Wetlands’ economic benefits

In addition to being a fundamental part of our ecosystem, wetlands bring economic benefits to communities. If a community had to build flood control or water treatment systems to replace those functions provided by wetlands, the costs could far outweigh the land purchase price of preserving the natural wetland systems.

Similarly, when wetlands lose their value as fish habitat, this value is difficult to replace, and the consequent losses to the recreational and commercial fishing industries can be significant. There are as yet no precise formulas that we can use to determine the accurate dollar value per acre of wetland, but the more we learn about wetlands, the higher that value becomes.

Ecology grants enhance and restore diminishing wetlands

Ecology was recently awarded $2.2 million in grant funding by the U.S. Fish and Wildlife Service to support three critical coastal wetland projects in Washington state. Using matching funds from this grant program, Ecology has a long history of successful partnerships with tribes, cities, counties, federal and state agencies and others to acquire, restore and enhance coastal wetlands throughout Washington.

The projects selected for the 2014 grant funds will help restore and enhance Washington’s wetlands. The grant program is a significant opportunity for the selected communities to leverage their local dollars with matching federal grant funds. These projects will help preserve wetlands for future generations.

About the projects

Lower Naselle – Ellsworth Creek Acquisition
Ecology, in partnership with The Nature Conservancy (TNC), was awarded $921,767 to conserve 386 acres of estuarine wetlands and adjacent uplands at Willapa Bay in Pacific County. This project includes estuarine tidal lands along the Lower Naselle River and within TNC’s adjacent Ellsworth Creek Preserve. The project supports ongoing conservation efforts of a large number of agencies and partners, including the nearby Willapa Bay National Wildlife Refuge, to protect and restore the bay.

Skokomish Estuary Restoration
Ecology, in partnership with the Mason Conservation District and Skokomish Tribe, was awarded $1 million to complete the restoration of estuarine wetlands located on the Skokomish Reservation at the mouth of the Skokomish River in Mason County. The project builds upon the successful work of Phase 1, with the goal of restoring natural processes, functions, and species to an 825-acre area of the Skokomish estuary, which contains a variety of nationally declining wetland types.

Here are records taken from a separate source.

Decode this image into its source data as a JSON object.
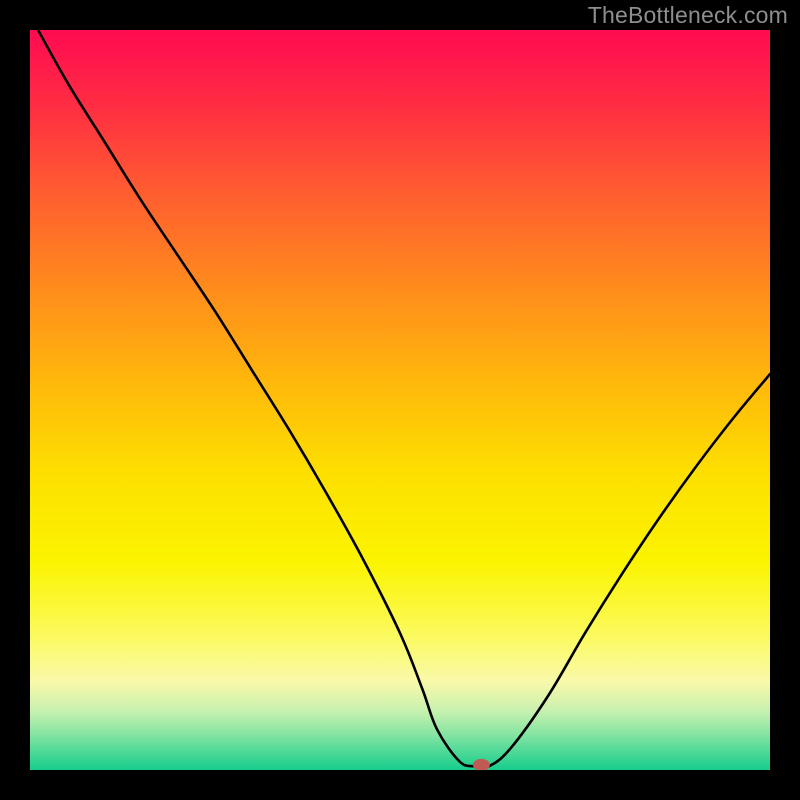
{
  "watermark": "TheBottleneck.com",
  "chart_data": {
    "type": "line",
    "title": "",
    "xlabel": "",
    "ylabel": "",
    "xlim": [
      0,
      100
    ],
    "ylim": [
      0,
      100
    ],
    "grid": false,
    "legend": false,
    "series": [
      {
        "name": "bottleneck-curve",
        "x": [
          0,
          5,
          10,
          15,
          20,
          25,
          30,
          35,
          40,
          45,
          50,
          53,
          55,
          58,
          60,
          62,
          65,
          70,
          75,
          80,
          85,
          90,
          95,
          100
        ],
        "y": [
          102,
          93,
          85,
          77,
          69.5,
          62,
          54,
          46,
          37.5,
          28.5,
          18.5,
          11,
          5.5,
          1.2,
          0.5,
          0.5,
          3,
          10,
          18.5,
          26.5,
          34,
          41,
          47.5,
          53.5
        ],
        "color": "#000000"
      }
    ],
    "marker": {
      "name": "optimal-point",
      "x": 61,
      "y": 0.7,
      "color": "#c05a52"
    },
    "background": {
      "type": "vertical-gradient",
      "stops": [
        {
          "pos": 0.0,
          "color": "#ff0b51"
        },
        {
          "pos": 0.1,
          "color": "#ff2c43"
        },
        {
          "pos": 0.22,
          "color": "#ff5d30"
        },
        {
          "pos": 0.35,
          "color": "#ff8c1c"
        },
        {
          "pos": 0.48,
          "color": "#ffb90b"
        },
        {
          "pos": 0.6,
          "color": "#fde000"
        },
        {
          "pos": 0.72,
          "color": "#fbf400"
        },
        {
          "pos": 0.82,
          "color": "#fbfa60"
        },
        {
          "pos": 0.88,
          "color": "#faf9aa"
        },
        {
          "pos": 0.92,
          "color": "#c8f1af"
        },
        {
          "pos": 0.95,
          "color": "#8ae5a3"
        },
        {
          "pos": 0.975,
          "color": "#4fd998"
        },
        {
          "pos": 1.0,
          "color": "#16cd8c"
        }
      ]
    }
  }
}
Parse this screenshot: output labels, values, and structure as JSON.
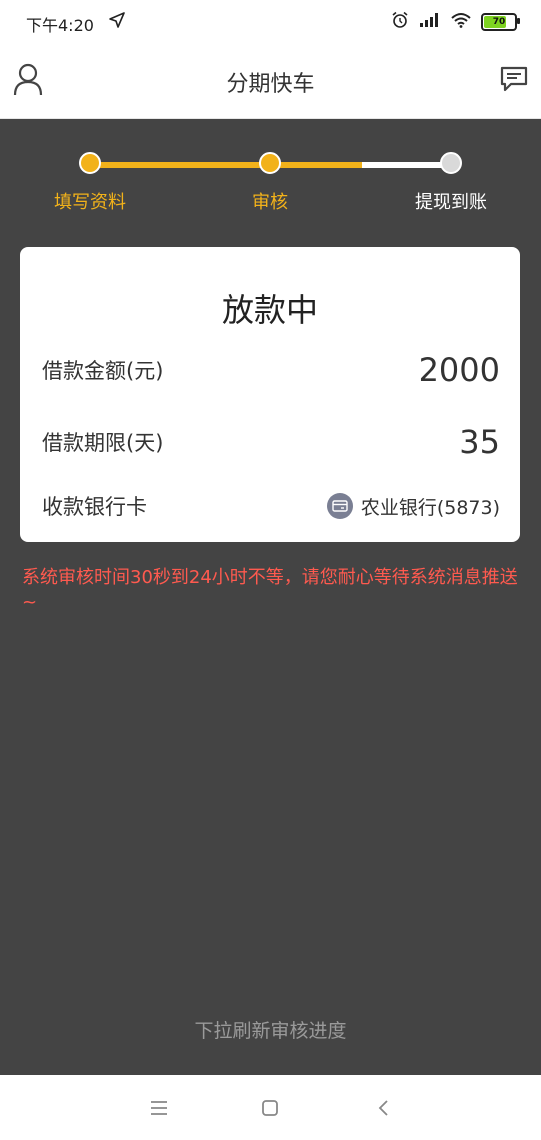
{
  "status_bar": {
    "time": "下午4:20",
    "battery": "70"
  },
  "header": {
    "title": "分期快车"
  },
  "steps": [
    {
      "label": "填写资料"
    },
    {
      "label": "审核"
    },
    {
      "label": "提现到账"
    }
  ],
  "card": {
    "status": "放款中",
    "amount_label": "借款金额(元)",
    "amount_value": "2000",
    "term_label": "借款期限(天)",
    "term_value": "35",
    "bank_label": "收款银行卡",
    "bank_value": "农业银行(5873)"
  },
  "notice": "系统审核时间30秒到24小时不等，请您耐心等待系统消息推送~",
  "pull_hint": "下拉刷新审核进度",
  "colors": {
    "accent": "#f2b21a",
    "notice": "#ff5a4f",
    "background": "#444444"
  },
  "icons": [
    "location-arrow-icon",
    "alarm-icon",
    "signal-icon",
    "wifi-icon",
    "battery-icon",
    "user-icon",
    "message-icon",
    "bank-card-icon",
    "menu-icon",
    "home-icon",
    "back-icon"
  ]
}
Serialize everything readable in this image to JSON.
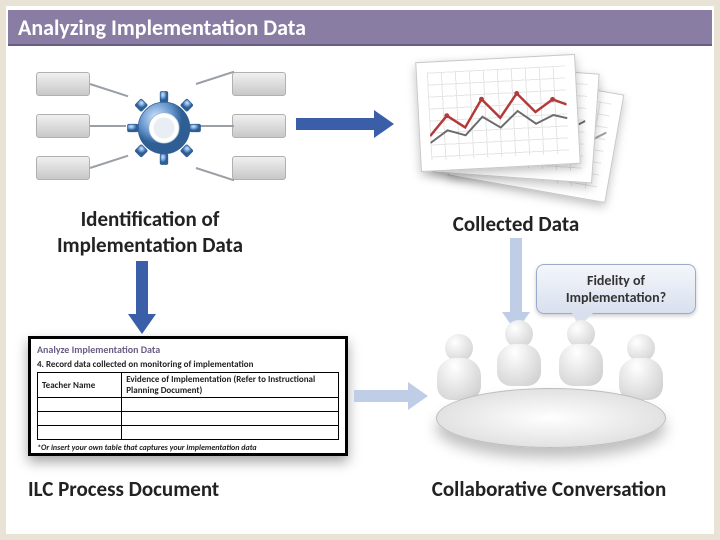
{
  "title": "Analyzing Implementation Data",
  "captions": {
    "top_left": "Identification of Implementation Data",
    "top_right": "Collected Data",
    "bottom_left": "ILC Process Document",
    "bottom_right": "Collaborative Conversation"
  },
  "bubble": "Fidelity of Implementation?",
  "doc": {
    "heading": "Analyze Implementation Data",
    "step": "4.   Record data collected on monitoring of implementation",
    "col1": "Teacher Name",
    "col2": "Evidence of Implementation (Refer to Instructional Planning Document)",
    "footnote": "*Or insert your own table that captures your implementation data"
  }
}
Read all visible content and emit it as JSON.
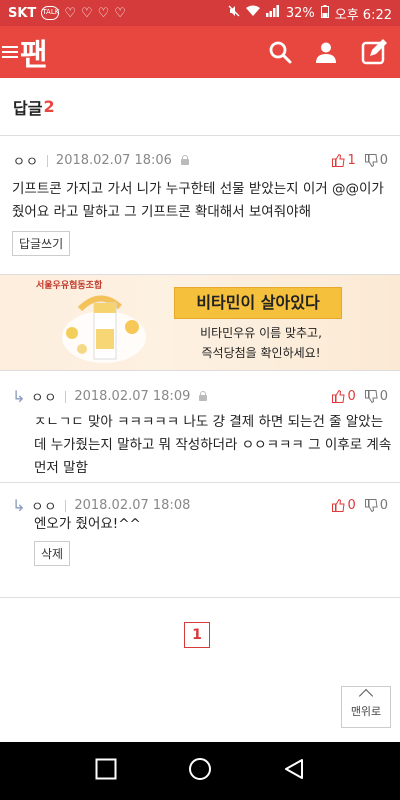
{
  "status_bar": {
    "carrier": "SKT",
    "battery": "32%",
    "time": "오후 6:22"
  },
  "app_bar": {
    "logo_text": "팬"
  },
  "section": {
    "label": "답글",
    "count": "2"
  },
  "comments": [
    {
      "name": "ㅇㅇ",
      "date": "2018.02.07 18:06",
      "up": "1",
      "down": "0",
      "text": "기프트콘 가지고 가서 니가 누구한테 선물 받았는지 이거 @@이가 줬어요 라고 말하고 그 기프트콘 확대해서 보여줘야해",
      "button": "답글쓰기"
    },
    {
      "name": "ㅇㅇ",
      "date": "2018.02.07 18:09",
      "up": "0",
      "down": "0",
      "text": "ㅈㄴㄱㄷ 맞아 ㅋㅋㅋㅋㅋ 나도 걍 결제 하면 되는건 줄 알았는데 누가줬는지 말하고 뭐 작성하더라 ㅇㅇㅋㅋㅋ 그 이후로 계속 먼저 말함"
    },
    {
      "name": "ㅇㅇ",
      "date": "2018.02.07 18:08",
      "up": "0",
      "down": "0",
      "text": "엔오가 줬어요!^^",
      "button": "삭제"
    }
  ],
  "ad": {
    "brand": "서울우유협동조합",
    "title": "비타민이 살아있다",
    "line1": "비타민우유 이름 맞추고,",
    "line2": "즉석당첨을 확인하세요!"
  },
  "pager": {
    "current": "1"
  },
  "top_button": {
    "label": "맨위로"
  },
  "colors": {
    "brand": "#e8473f",
    "accent_red": "#e03a3a"
  }
}
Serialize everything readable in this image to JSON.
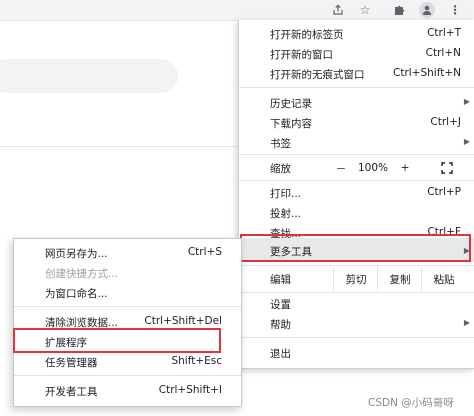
{
  "menu": {
    "new_tab": {
      "label": "打开新的标签页",
      "shortcut": "Ctrl+T"
    },
    "new_window": {
      "label": "打开新的窗口",
      "shortcut": "Ctrl+N"
    },
    "incognito": {
      "label": "打开新的无痕式窗口",
      "shortcut": "Ctrl+Shift+N"
    },
    "history": {
      "label": "历史记录"
    },
    "downloads": {
      "label": "下载内容",
      "shortcut": "Ctrl+J"
    },
    "bookmarks": {
      "label": "书签"
    },
    "zoom": {
      "label": "缩放",
      "minus": "－",
      "value": "100%",
      "plus": "+"
    },
    "print": {
      "label": "打印...",
      "shortcut": "Ctrl+P"
    },
    "cast": {
      "label": "投射..."
    },
    "find": {
      "label": "查找...",
      "shortcut": "Ctrl+F"
    },
    "more_tools": {
      "label": "更多工具"
    },
    "edit": {
      "label": "编辑",
      "cut": "剪切",
      "copy": "复制",
      "paste": "粘贴"
    },
    "settings": {
      "label": "设置"
    },
    "help": {
      "label": "帮助"
    },
    "exit": {
      "label": "退出"
    }
  },
  "submenu": {
    "save_page": {
      "label": "网页另存为...",
      "shortcut": "Ctrl+S"
    },
    "create_shortcut": {
      "label": "创建快捷方式..."
    },
    "name_window": {
      "label": "为窗口命名..."
    },
    "clear_data": {
      "label": "清除浏览数据...",
      "shortcut": "Ctrl+Shift+Del"
    },
    "extensions": {
      "label": "扩展程序"
    },
    "task_manager": {
      "label": "任务管理器",
      "shortcut": "Shift+Esc"
    },
    "dev_tools": {
      "label": "开发者工具",
      "shortcut": "Ctrl+Shift+I"
    }
  },
  "watermark": "CSDN @小码哥呀",
  "colors": {
    "highlight": "#d9363e",
    "hover": "#e8e8e8"
  }
}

Elliott Slough Acquisition
Ecology, in partnership with the Chehalis River Basin Land Trust was awarded $310,000 to permanently protect 175 acres of high quality coastal surge plain and six miles of sloughs at the head of Grays Harbor, in Grays Harbor County. This acquisition is part of a larger effort to conserve the Chehalis River Surge Plain and is located next to a State Natural Area Preserve and an Audubon Society preserve.